= Fair Tax Town =

The Fair Tax Town movement (FTT; also called the Powys tax rebellion) is a movement established by several shop owners in Crickhowell, Powys, Wales.

==Documentary==
During the establishment of the movement, a documentary was made by the BBC along with it. This documentary, narrated by Heydon Prowse is called "The Town that went Offshore" or "The Town That Took on the Taxman" and was first shown in January 2016.

The movie follows the business owners as they decide to establish an untaxed Manx company which designs and owns a brand (Crickhowell Fair Tax), use the brand in their advertising and pay royalties for using this brand, as big companies do with their own brands. Their Manx company sets up a Dutch subsidiary which receives the royalties and sends them to the Isle of Man, since Britain would tax royalties sent directly to a tax haven, but charges no tax on royalty payments to the Netherlands, and the Netherlands charges no tax on royalties sent to tax havens. Thus their money accumulates tax-free in the Isle of Man, and the movie suggests ways to use it for expenses in Wales, such as borrowing it. The movie also discusses customer relationship managers which tax authorities assign to big businesses to ensure their tax arrangements are valid.

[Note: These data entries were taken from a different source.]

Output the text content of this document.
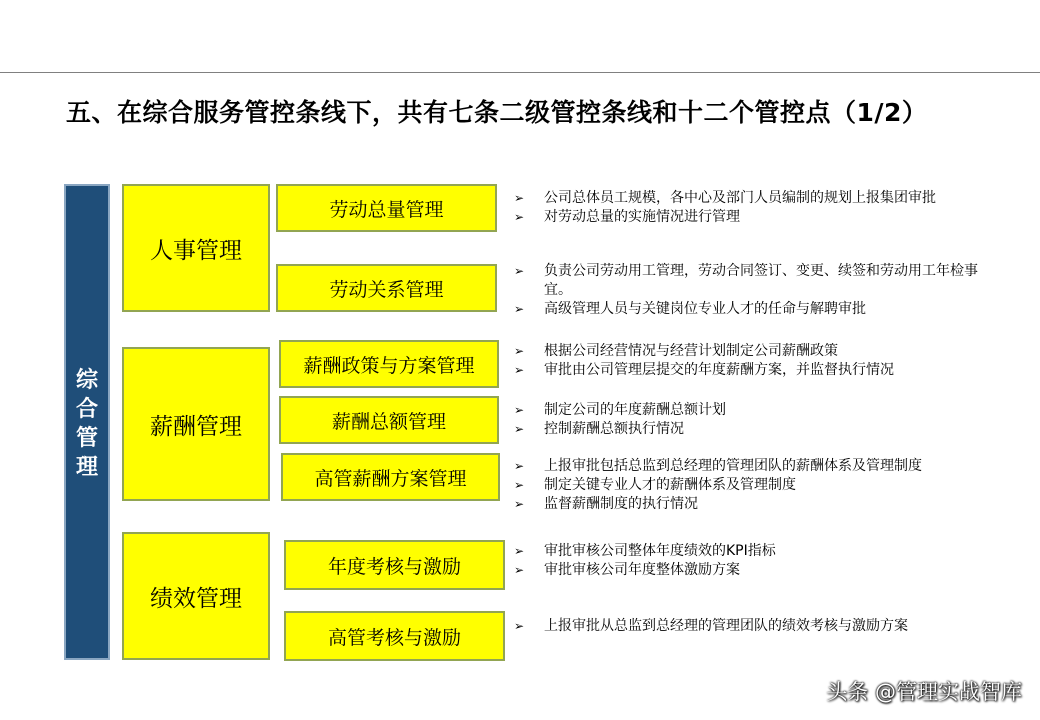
五、在综合服务管控条线下，共有七条二级管控条线和十二个管控点（1/2）
综
合
管
理
人事管理
薪酬管理
绩效管理
劳动总量管理
劳动关系管理
薪酬政策与方案管理
薪酬总额管理
高管薪酬方案管理
年度考核与激励
高管考核与激励
➢ 公司总体员工规模，各中心及部门人员编制的规划上报集团审批
➢ 对劳动总量的实施情况进行管理
➢ 负责公司劳动用工管理，劳动合同签订、变更、续签和劳动用工年检事宜。
➢ 高级管理人员与关键岗位专业人才的任命与解聘审批
➢ 根据公司经营情况与经营计划制定公司薪酬政策
➢ 审批由公司管理层提交的年度薪酬方案，并监督执行情况
➢ 制定公司的年度薪酬总额计划
➢ 控制薪酬总额执行情况
➢ 上报审批包括总监到总经理的管理团队的薪酬体系及管理制度
➢ 制定关键专业人才的薪酬体系及管理制度
➢ 监督薪酬制度的执行情况
➢ 审批审核公司整体年度绩效的KPI指标
➢ 审批审核公司年度整体激励方案
➢ 上报审批从总监到总经理的管理团队的绩效考核与激励方案
头条 @管理实战智库
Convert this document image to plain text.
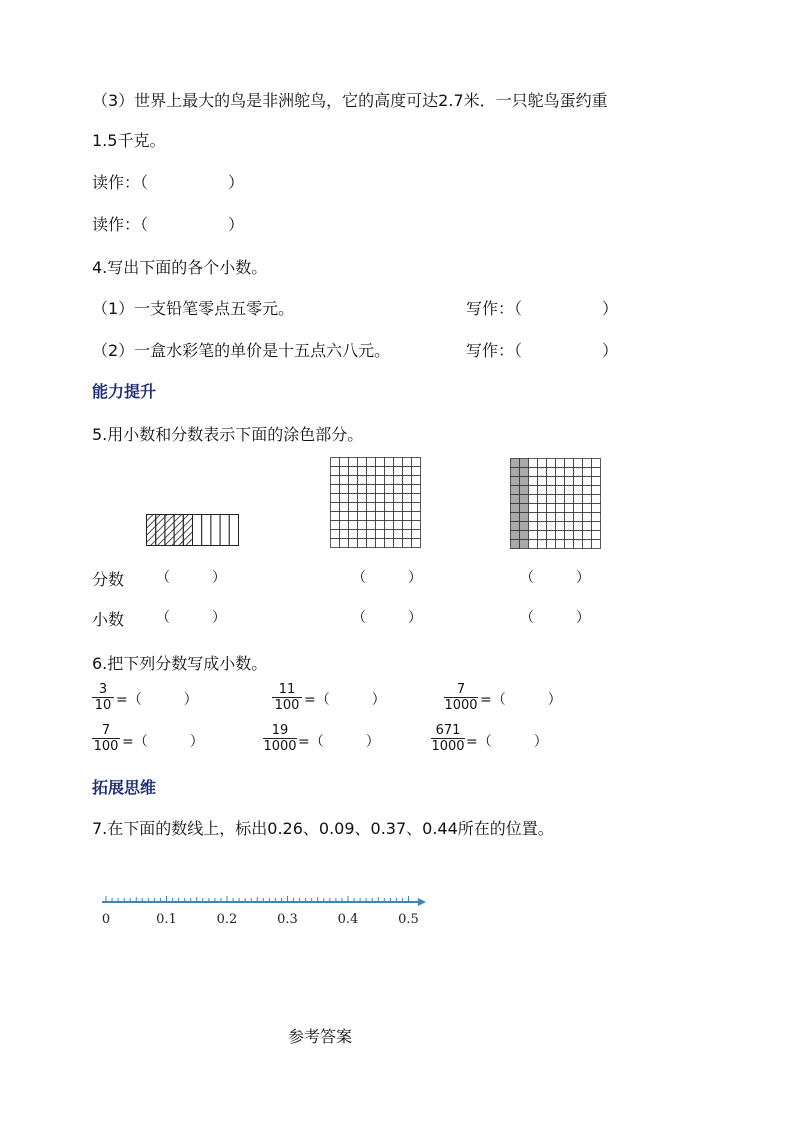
（3）世界上最大的鸟是非洲鸵鸟，它的高度可达2.7米．一只鸵鸟蛋约重
1.5千克。
读作：（　　　　　）
读作：（　　　　　）
4.写出下面的各个小数。
（1）一支铅笔零点五零元。	写作：（　　　　　）
（2）一盒水彩笔的单价是十五点六八元。	写作：（　　　　　）
能力提升
5.用小数和分数表示下面的涂色部分。
分数 （　　　）	（　　　）	（　　　）
小数 （　　　）	（　　　）	（　　　）
6.把下列分数写成小数。
$\frac{3}{10}$ =（　　　）	$\frac{11}{100}$ =（　　　）	$\frac{7}{1000}$ =（　　　）
$\frac{7}{100}$ =（　　　）	$\frac{19}{1000}$ =（　　　）	$\frac{671}{1000}$ =（　　　）
拓展思维
7.在下面的数线上，标出0.26、0.09、0.37、0.44所在的位置。
0	0.1	0.2	0.3	0.4	0.5
参考答案
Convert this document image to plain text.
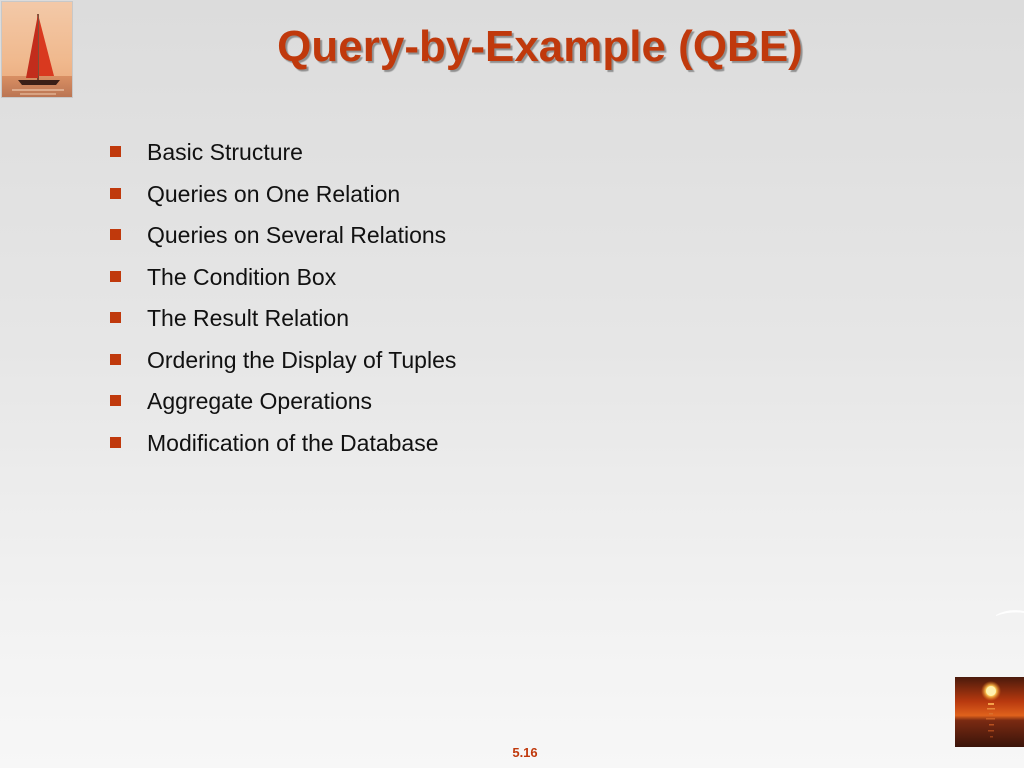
Query-by-Example (QBE)
Basic Structure
Queries on One Relation
Queries on Several Relations
The Condition Box
The Result Relation
Ordering the Display of Tuples
Aggregate Operations
Modification of the Database
5.16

==Spreading the movement==
The movement's aim is to persuade governments to change their tax regulation so that small businesses get the same level of tax as multinationals and other large businesses. To help achieve this, FTT has started to share their expertise on how to make businesses engage in tax avoidance. Since then, many other towns have adopted the scheme.

==Legacy==
After spending two years developing and publicizing the project, the Crickhowell businesses decided not to proceed. Prowse, the documentarian, said he hoped another group of people would take the idea another step, "If you want to put your money through a scheme like that, you’ve got to expect that the taxman’s going to contact you and you’re going to have to defend yourself, possibly in court."